Adrift In Tokyo (Another Review!)
[Because it opens in Toronto for a limited run tomorrow, and after personally missing it at not one, but two festivals, yet hearing all the buzz, here is one final take (of a relative ScreenAnarchy late comer) on Satoshi Miki's fabulously quiet little Sidewalk Cinema]
The ‘road movie’ while mainly an American staple in filmmaking has entries and variations all around the globe. Usually two (or three or more) unlikely partners, travel to a specified or vague destination and get in misadventures along the way whilst learning about life and living. It can be big budget or micro, mainstream or arty, be in a romantic aim or a goofy buddy sense, and is oft time even used as a vehicle for horror. Credit director Satoshi Miki for somewhat re-inventing the genre with this “Sidewalk Movie.” A film that puts two very genial actors, Jô Odagiri and Tomokazu Miura, side by side perambulating the various neighborhoods and lesser-known sites of the worlds largest city.
The razor-thin plot has a debt collector (a mulletted Miura) trying to muscle 100,000 yen out of unfocused and perpetual law-student (crazy-haired, but isn't he always crazy haired Odagiri). After near suffocation with a sock and a harsh deadline, a strange proposal is reached wherein Odagiri will accompany the tough guy around town, where the tough guy choses to close off his debt. Looking for the catch, yet unable to pass up the chance, the two simply walk around Tokyo, talk about life and have strange encounters that have a way of leading to both the surreal, and unexpected conclusions.
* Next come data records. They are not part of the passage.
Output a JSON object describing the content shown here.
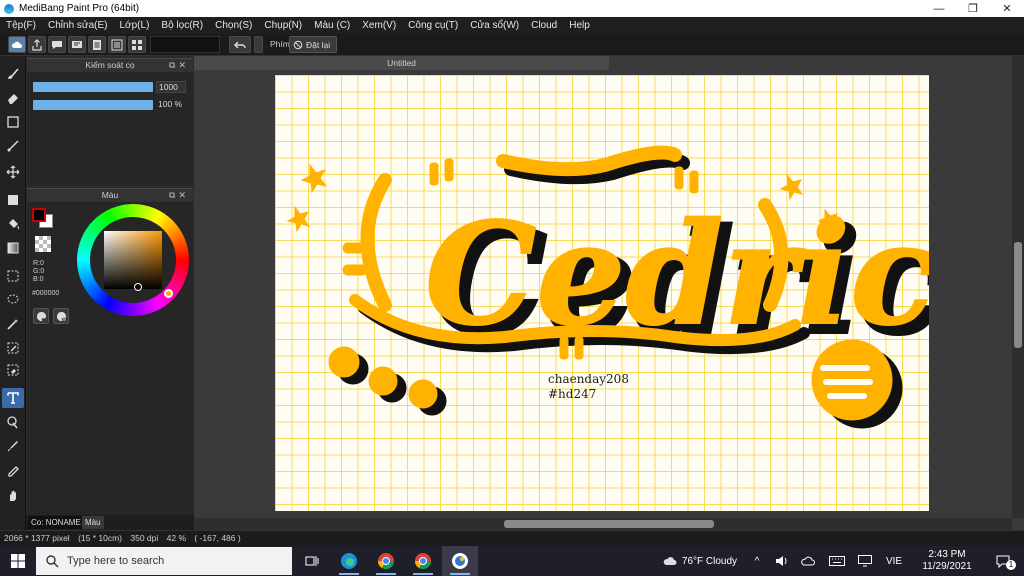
{
  "window": {
    "title": "MediBang Paint Pro (64bit)",
    "controls": {
      "minimize": "—",
      "maximize": "❐",
      "close": "✕"
    }
  },
  "menu": [
    "Tệp(F)",
    "Chỉnh sửa(E)",
    "Lớp(L)",
    "Bộ lọc(R)",
    "Chọn(S)",
    "Chụp(N)",
    "Màu (C)",
    "Xem(V)",
    "Công cụ(T)",
    "Cửa sổ(W)",
    "Cloud",
    "Help"
  ],
  "toolbar": {
    "brush_label": "Phím",
    "reset_label": "Đặt lại"
  },
  "brush_panel": {
    "title": "Kiểm soát cọ",
    "size_value": "1000",
    "opacity_value": "100 %"
  },
  "color_panel": {
    "title": "Màu",
    "r_label": "R:0",
    "g_label": "G:0",
    "b_label": "B:0",
    "hex": "#000000",
    "fg_color": "#000000",
    "bg_color": "#ffffff"
  },
  "bottom_tabs": {
    "first": "Co: NONAME",
    "second": "Màu"
  },
  "document": {
    "tab_title": "Untitled",
    "artwork_title": "Cedric",
    "credit_line_1": "chaenday208",
    "credit_line_2": "#hd247"
  },
  "status": {
    "pixels": "2066 * 1377 pixel",
    "size_cm": "(15 * 10cm)",
    "dpi": "350 dpi",
    "zoom": "42 %",
    "coords": "( -167, 486 )"
  },
  "taskbar": {
    "search_placeholder": "Type here to search",
    "weather": "76°F  Cloudy",
    "lang": "VIE",
    "time": "2:43 PM",
    "date": "11/29/2021",
    "notification_count": "1"
  },
  "colors": {
    "accent": "#ffb300",
    "shadow": "#111111",
    "grid": "#f6d640",
    "paper": "#fffdf3",
    "slider": "#6fb0e8",
    "active_tool": "#3b6aa8"
  }
}
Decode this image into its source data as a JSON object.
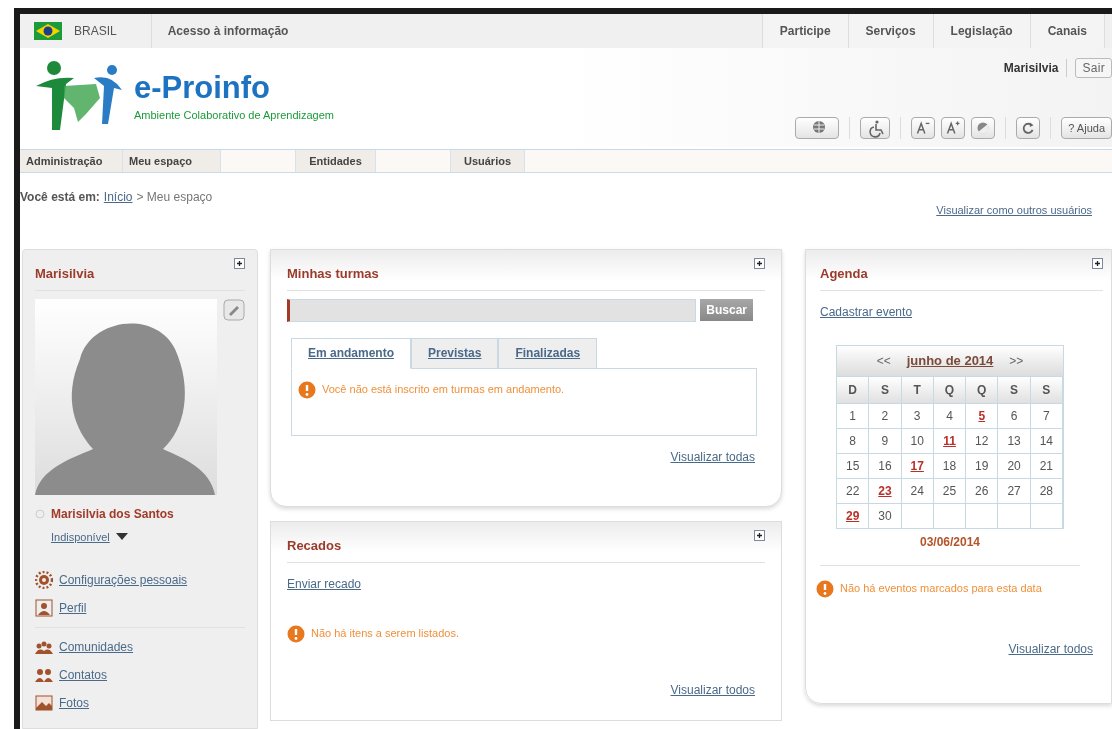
{
  "gov_bar": {
    "country": "BRASIL",
    "left_links": [
      "Acesso à informação"
    ],
    "right_links": [
      "Participe",
      "Serviços",
      "Legislação",
      "Canais"
    ]
  },
  "site": {
    "title": "e-Proinfo",
    "subtitle": "Ambiente Colaborativo de Aprendizagem"
  },
  "user_bar": {
    "user": "Marisilvia",
    "logout": "Sair"
  },
  "toolbar": {
    "help": "? Ajuda"
  },
  "menu": [
    {
      "kind": "item",
      "label": "Administração"
    },
    {
      "kind": "item",
      "label": "Meu espaço"
    },
    {
      "kind": "spacer"
    },
    {
      "kind": "item",
      "label": "Entidades"
    },
    {
      "kind": "spacer"
    },
    {
      "kind": "item",
      "label": "Usuários"
    }
  ],
  "breadcrumb": {
    "label": "Você está em:",
    "items": [
      {
        "text": "Início",
        "kind": "link"
      },
      {
        "text": "> Meu espaço",
        "kind": "text"
      }
    ]
  },
  "view_as": "Visualizar como outros usuários",
  "profile": {
    "title": "Marisilvia",
    "name": "Marisilvia dos Santos",
    "status": "Indisponível",
    "online": false,
    "groups": [
      [
        {
          "kind": "settings",
          "label": "Configurações pessoais"
        },
        {
          "kind": "profile",
          "label": "Perfil"
        }
      ],
      [
        {
          "kind": "communities",
          "label": "Comunidades"
        },
        {
          "kind": "contacts",
          "label": "Contatos"
        },
        {
          "kind": "photos",
          "label": "Fotos"
        }
      ]
    ]
  },
  "classes": {
    "title": "Minhas turmas",
    "search_button": "Buscar",
    "tabs": [
      {
        "label": "Em andamento",
        "selected": true
      },
      {
        "label": "Previstas",
        "selected": false
      },
      {
        "label": "Finalizadas",
        "selected": false
      }
    ],
    "message": "Você não está inscrito em turmas em andamento.",
    "view_all": "Visualizar todas"
  },
  "messages": {
    "title": "Recados",
    "send": "Enviar recado",
    "message": "Não há itens a serem listados.",
    "view_all": "Visualizar todos"
  },
  "agenda": {
    "title": "Agenda",
    "add_event": "Cadastrar evento",
    "prev": "<<",
    "month": "junho de 2014",
    "next": ">>",
    "weekdays": [
      "D",
      "S",
      "T",
      "Q",
      "Q",
      "S",
      "S"
    ],
    "weeks": [
      [
        {
          "day": "1",
          "event": false
        },
        {
          "day": "2",
          "event": false
        },
        {
          "day": "3",
          "event": false
        },
        {
          "day": "4",
          "event": false
        },
        {
          "day": "5",
          "event": true
        },
        {
          "day": "6",
          "event": false
        },
        {
          "day": "7",
          "event": false
        }
      ],
      [
        {
          "day": "8",
          "event": false
        },
        {
          "day": "9",
          "event": false
        },
        {
          "day": "10",
          "event": false
        },
        {
          "day": "11",
          "event": true
        },
        {
          "day": "12",
          "event": false
        },
        {
          "day": "13",
          "event": false
        },
        {
          "day": "14",
          "event": false
        }
      ],
      [
        {
          "day": "15",
          "event": false
        },
        {
          "day": "16",
          "event": false
        },
        {
          "day": "17",
          "event": true
        },
        {
          "day": "18",
          "event": false
        },
        {
          "day": "19",
          "event": false
        },
        {
          "day": "20",
          "event": false
        },
        {
          "day": "21",
          "event": false
        }
      ],
      [
        {
          "day": "22",
          "event": false
        },
        {
          "day": "23",
          "event": true
        },
        {
          "day": "24",
          "event": false
        },
        {
          "day": "25",
          "event": false
        },
        {
          "day": "26",
          "event": false
        },
        {
          "day": "27",
          "event": false
        },
        {
          "day": "28",
          "event": false
        }
      ],
      [
        {
          "day": "29",
          "event": true
        },
        {
          "day": "30",
          "event": false
        }
      ]
    ],
    "selected_date": "03/06/2014",
    "message": "Não há eventos marcados para esta data",
    "view_all": "Visualizar todos"
  }
}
Is anything learned, accomplished, or otherwise gained in Adrift in Tokyo? Not really. But as a hanging out movie (as road movies often do double duty as), the goal is achieved marvelously. (Perhaps Two Lane Blacktop with out any cars or races). The two fellows are quite different from one another, but find a fair bit of common ground simply from proximity. Even at the half-way mark they seem soul-mates of a sort. Odagiri’s near panic attacks at having lost him at one point in the film feels strangely honest and impactful. Reminiscent of Katsuhito Ishii’s Funky Forest and The Taste of Tea for its vignette style and non-sequitur long-takes (not to mention a bit of warm goofiness around every corner and that Tomokazu Miura has a role in the latter as well). But Adrift in Tokyo is a more languid and mild mannered beast, allowing for a lot of texture to seep in the margins, even as the characters are not in a hurry to be all that developed (yet they are not types either). A side plot regarding the debt-collectors wife’s coworkers at time feels a bit distracting to the story, but many of their own wandering conversations tie into the central conceit of the film. By the end, you kinda would like for the three of them to have their own movie about visiting raman noodle stands and playing extras in Ittoku Kishibe movies.
Consider Adrift in Tokyo a companion piece to Sion Sono’s Hazard, which features Jô Odagiri traipsing around New York City in a similar unfocused fashion which yields its own set of rewards. Now that I am on the subject of asking for things, lets have Joe wander aimlessly around other major cities like Karachi, London and Beijing. Oh wait a minute, he can be found involved in a fair bit of gangster chicanery in Sao Paulo in 2008’s Plastic City! So we are well on our way then. Yet I do not think any of the past or future entries will be quite as charming as this one.
As noted earlier with our giveaway, Adrift in Tokyo has a limited run at the AMC in Toronto over the next couple weeks. Come out and support this type of filmmaking getting to North American cinemas, especially in the rare case of something like this playing commercially outside of a festival.